Everyone who knows me well knows I’m a bit of a hoarder. However, occasionally, I have a bit of a spring clean and throw some of the older things out. That’s how I came across a paper that we had been given at school when I was 14 or 15, listing contraceptives and the approximate percentages of their efficiency. I remember that this paper had formed part of one of the very few lessons we had on sex. It was only after speaking to people my age later that I realised we were lucky to have even gotten that.

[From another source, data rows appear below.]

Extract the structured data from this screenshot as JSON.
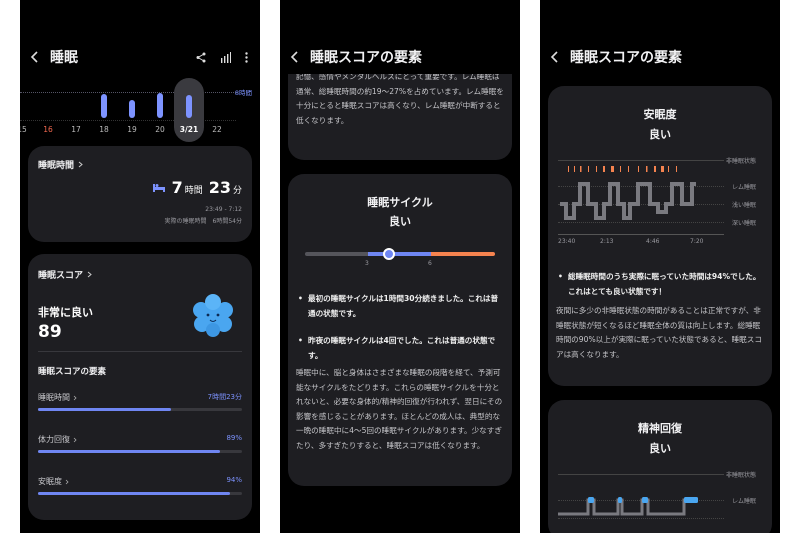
{
  "screen1": {
    "title": "睡眠",
    "chart_max_label": "8時間",
    "days": [
      "15",
      "16",
      "17",
      "18",
      "19",
      "20",
      "3/21",
      "22"
    ],
    "sleep_time": {
      "label": "睡眠時間",
      "hours": "7",
      "hours_unit": "時間",
      "minutes": "23",
      "minutes_unit": "分",
      "range": "23:49 - 7:12",
      "actual": "実際の睡眠時間　6時間54分"
    },
    "score": {
      "label": "睡眠スコア",
      "rating": "非常に良い",
      "value": "89",
      "factors_title": "睡眠スコアの要素",
      "factors": [
        {
          "label": "睡眠時間",
          "value": "7時間23分",
          "progress": 0.65
        },
        {
          "label": "体力回復",
          "value": "89%",
          "progress": 0.89
        },
        {
          "label": "安眠度",
          "value": "94%",
          "progress": 0.94
        }
      ]
    }
  },
  "screen2": {
    "title": "睡眠スコアの要素",
    "top_text": "記憶、感情やメンタルヘルスにとって重要です。レム睡眠は通常、総睡眠時間の約19〜27%を占めています。レム睡眠を十分にとると睡眠スコアは高くなり、レム睡眠が中断すると低くなります。",
    "cycle": {
      "title": "睡眠サイクル",
      "rating": "良い",
      "tick1": "3",
      "tick2": "6",
      "value": 4
    },
    "bullet1": "最初の睡眠サイクルは1時間30分続きました。これは普通の状態です。",
    "bullet2": "昨夜の睡眠サイクルは4回でした。これは普通の状態です。",
    "paragraph": "睡眠中に、脳と身体はさまざまな睡眠の段階を経て、予測可能なサイクルをたどります。これらの睡眠サイクルを十分とれないと、必要な身体的/精神的回復が行われず、翌日にその影響を感じることがあります。ほとんどの成人は、典型的な一晩の睡眠中に4〜5回の睡眠サイクルがあります。少なすぎたり、多すぎたりすると、睡眠スコアは低くなります。"
  },
  "screen3": {
    "title": "睡眠スコアの要素",
    "quality": {
      "title": "安眠度",
      "rating": "良い",
      "legend": [
        "非睡眠状態",
        "レム睡眠",
        "浅い睡眠",
        "深い睡眠"
      ],
      "times": [
        "23:40",
        "2:13",
        "4:46",
        "7:20"
      ]
    },
    "bullet": "総睡眠時間のうち実際に眠っていた時間は94%でした。これはとても良い状態です！",
    "paragraph": "夜間に多少の非睡眠状態の時間があることは正常ですが、非睡眠状態が短くなるほど睡眠全体の質は向上します。総睡眠時間の90%以上が実際に眠っていた状態であると、睡眠スコアは高くなります。",
    "recovery": {
      "title": "精神回復",
      "rating": "良い",
      "legend": [
        "非睡眠状態",
        "レム睡眠"
      ]
    }
  },
  "colors": {
    "accent": "#6f86f2",
    "orange": "#f5834f",
    "card": "#1e1e22"
  }
}
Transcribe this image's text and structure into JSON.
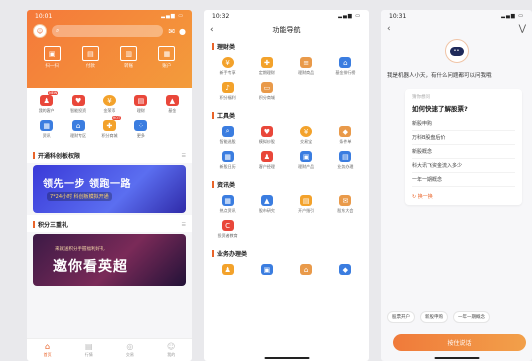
{
  "phone1": {
    "time": "10:01",
    "status_right": "▮▮ ▮",
    "search_placeholder": "",
    "quick": [
      {
        "icon": "scan-icon",
        "label": "扫一扫"
      },
      {
        "icon": "card-icon",
        "label": "付款"
      },
      {
        "icon": "transfer-icon",
        "label": "转账"
      },
      {
        "icon": "account-icon",
        "label": "账户"
      }
    ],
    "grid": [
      {
        "icon": "user-icon",
        "label": "我的客户",
        "color": "#e9473a",
        "badge": "NEW"
      },
      {
        "icon": "heart-icon",
        "label": "智能投资",
        "color": "#e9473a"
      },
      {
        "icon": "coin-icon",
        "label": "金荣币",
        "color": "#f3a22b"
      },
      {
        "icon": "folder-icon",
        "label": "理财",
        "color": "#e9473a"
      },
      {
        "icon": "chart-icon",
        "label": "基金",
        "color": "#e9473a"
      },
      {
        "icon": "news-icon",
        "label": "资讯",
        "color": "#3b7de0"
      },
      {
        "icon": "bank-icon",
        "label": "理财专区",
        "color": "#3b7de0"
      },
      {
        "icon": "gift-icon",
        "label": "积分商城",
        "color": "#f3a22b",
        "badge": "HOT"
      },
      {
        "icon": "grid-icon",
        "label": "更多",
        "color": "#3b7de0"
      }
    ],
    "section1": "开通科创板权限",
    "banner1_big": "领先一步 领跑一路",
    "banner1_small": "7*24小时 科创板模拟开通",
    "section2": "积分三重礼",
    "banner2_tiny": "来就送积分手握福利好礼",
    "banner2_big": "邀你看英超",
    "tabs": [
      {
        "icon": "home-icon",
        "label": "首页"
      },
      {
        "icon": "market-icon",
        "label": "行情"
      },
      {
        "icon": "trade-icon",
        "label": "交易"
      },
      {
        "icon": "me-icon",
        "label": "我的"
      }
    ]
  },
  "phone2": {
    "time": "10:32",
    "title": "功能导航",
    "categories": [
      {
        "name": "理财类",
        "items": [
          {
            "icon": "coin-icon",
            "label": "新手专享",
            "color": "#f3a22b"
          },
          {
            "icon": "gift-icon",
            "label": "定期理财",
            "color": "#f3a22b"
          },
          {
            "icon": "doc-icon",
            "label": "理财商品",
            "color": "#e99a4a"
          },
          {
            "icon": "bank-icon",
            "label": "基金排行榜",
            "color": "#3b7de0"
          },
          {
            "icon": "bell-icon",
            "label": "积分福利",
            "color": "#f3a22b"
          },
          {
            "icon": "clip-icon",
            "label": "积分商城",
            "color": "#e99a4a"
          }
        ]
      },
      {
        "name": "工具类",
        "items": [
          {
            "icon": "search-icon",
            "label": "智能选股",
            "color": "#3b7de0"
          },
          {
            "icon": "heart-icon",
            "label": "模拟炒股",
            "color": "#e9473a"
          },
          {
            "icon": "coin-icon",
            "label": "交易宝",
            "color": "#f3a22b"
          },
          {
            "icon": "shield-icon",
            "label": "条件单",
            "color": "#e99a4a"
          },
          {
            "icon": "calendar-icon",
            "label": "新股日历",
            "color": "#3b7de0"
          },
          {
            "icon": "people-icon",
            "label": "客户经理",
            "color": "#e9473a"
          },
          {
            "icon": "lock-icon",
            "label": "理财产品",
            "color": "#3b7de0"
          },
          {
            "icon": "book-icon",
            "label": "业务办理",
            "color": "#3b7de0"
          }
        ]
      },
      {
        "name": "资讯类",
        "items": [
          {
            "icon": "news-icon",
            "label": "热点资讯",
            "color": "#3b7de0"
          },
          {
            "icon": "chart-icon",
            "label": "股市研究",
            "color": "#3b7de0"
          },
          {
            "icon": "folder-icon",
            "label": "开户指引",
            "color": "#f3a22b"
          },
          {
            "icon": "mail-icon",
            "label": "股东大会",
            "color": "#e99a4a"
          },
          {
            "icon": "c-icon",
            "label": "投资者教育",
            "color": "#e9473a"
          }
        ]
      },
      {
        "name": "业务办理类",
        "items": [
          {
            "icon": "user-icon",
            "label": "",
            "color": "#f3a22b"
          },
          {
            "icon": "lock-icon",
            "label": "",
            "color": "#3b7de0"
          },
          {
            "icon": "bank-icon",
            "label": "",
            "color": "#e99a4a"
          },
          {
            "icon": "shield-icon",
            "label": "",
            "color": "#3b7de0"
          }
        ]
      }
    ]
  },
  "phone3": {
    "time": "10:31",
    "greeting": "我是机器人小天，有什么问题都可以问我哦",
    "card_tag": "猜你想问",
    "card_title": "如何快速了解股票?",
    "questions": [
      "新股申购",
      "万科B股盘后价",
      "新股概念",
      "科大讯飞资金流入多少",
      "一年一期概念"
    ],
    "refresh": "换一换",
    "chips": [
      "股票开户",
      "新股申购",
      "一年一期概念"
    ],
    "input_label": "按住说话"
  }
}
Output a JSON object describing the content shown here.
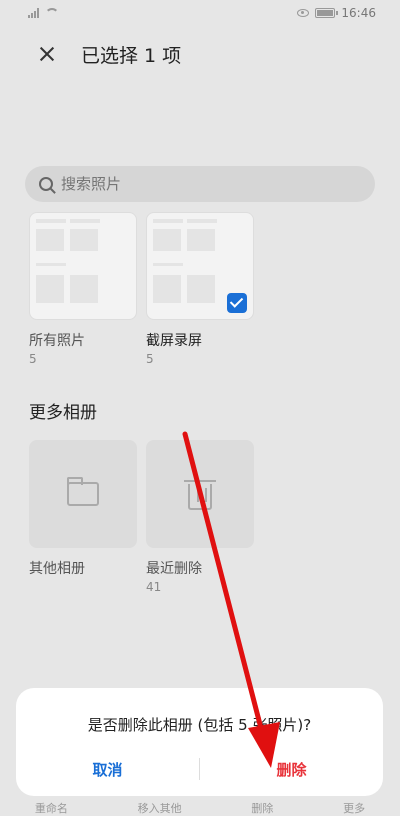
{
  "status": {
    "time": "16:46"
  },
  "header": {
    "title": "已选择 1 项"
  },
  "search": {
    "placeholder": "搜索照片"
  },
  "albums": [
    {
      "name": "所有照片",
      "count": "5"
    },
    {
      "name": "截屏录屏",
      "count": "5"
    }
  ],
  "more_section": {
    "title": "更多相册"
  },
  "more_albums": [
    {
      "name": "其他相册",
      "count": ""
    },
    {
      "name": "最近删除",
      "count": "41"
    }
  ],
  "bottom_bar": [
    "重命名",
    "移入其他",
    "删除",
    "更多"
  ],
  "dialog": {
    "message": "是否删除此相册 (包括 5 张照片)?",
    "cancel": "取消",
    "delete": "删除"
  },
  "colors": {
    "accent": "#1a6fd6",
    "danger": "#e8333a",
    "arrow": "#e01010"
  }
}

Despite every second person bleating about the importance of children and family in this country, sex remains a taboo topic, and education about sexual health remains practically non-existent. This means that misinformation on our islands is rampant. From people using plastic bags as contraception to believing that you can get HIV from using the same toilet that someone positive uses to t,hinking that only gay people can get sexually transmitted infections, I’ve literally heard it all, and it is profoundly worrying.
Is it any wonder that we have the highest teen pregnancy rate in Southern Europe and one of the highest rates of HIV transmission in Europe when everyone is going around acting like they don’t have sex?
With limited conversations being had in most sections of our society, families that refuse to clue their children in for fear that they might ‘encourage’ them to fool around (as if that has ever made a blind bit of difference), and an outdated sexual health policy that will no doubt face more setbacks now the cabinet has been re-shuffled, the situation has become a tragi-comedy which opens up the young and vulnerable to very sticky situations enveloped in a whole lot of shame and misery.
We need to get out of this cultural rut and start having frank and open conversations. We also need to make an effort to inform ourselves and lobby for more education in our schools instead of trying to stifle the few voices striving for change. Preaching about abstinence is not enough when all our statistics point to a very different reality.
It’s not okay that people still don’t know that HIV is no longer a death sentence and that HIV-positive people who take their medication can keep having sex normally. It’s not okay that 16-year-old girls are queueing at pharmacies to take morning-after pills because their boyfriends are refusing to wear protection, but most of all, it’s definitely not okay for us all to look the other way and pretend that all this isn’t happening.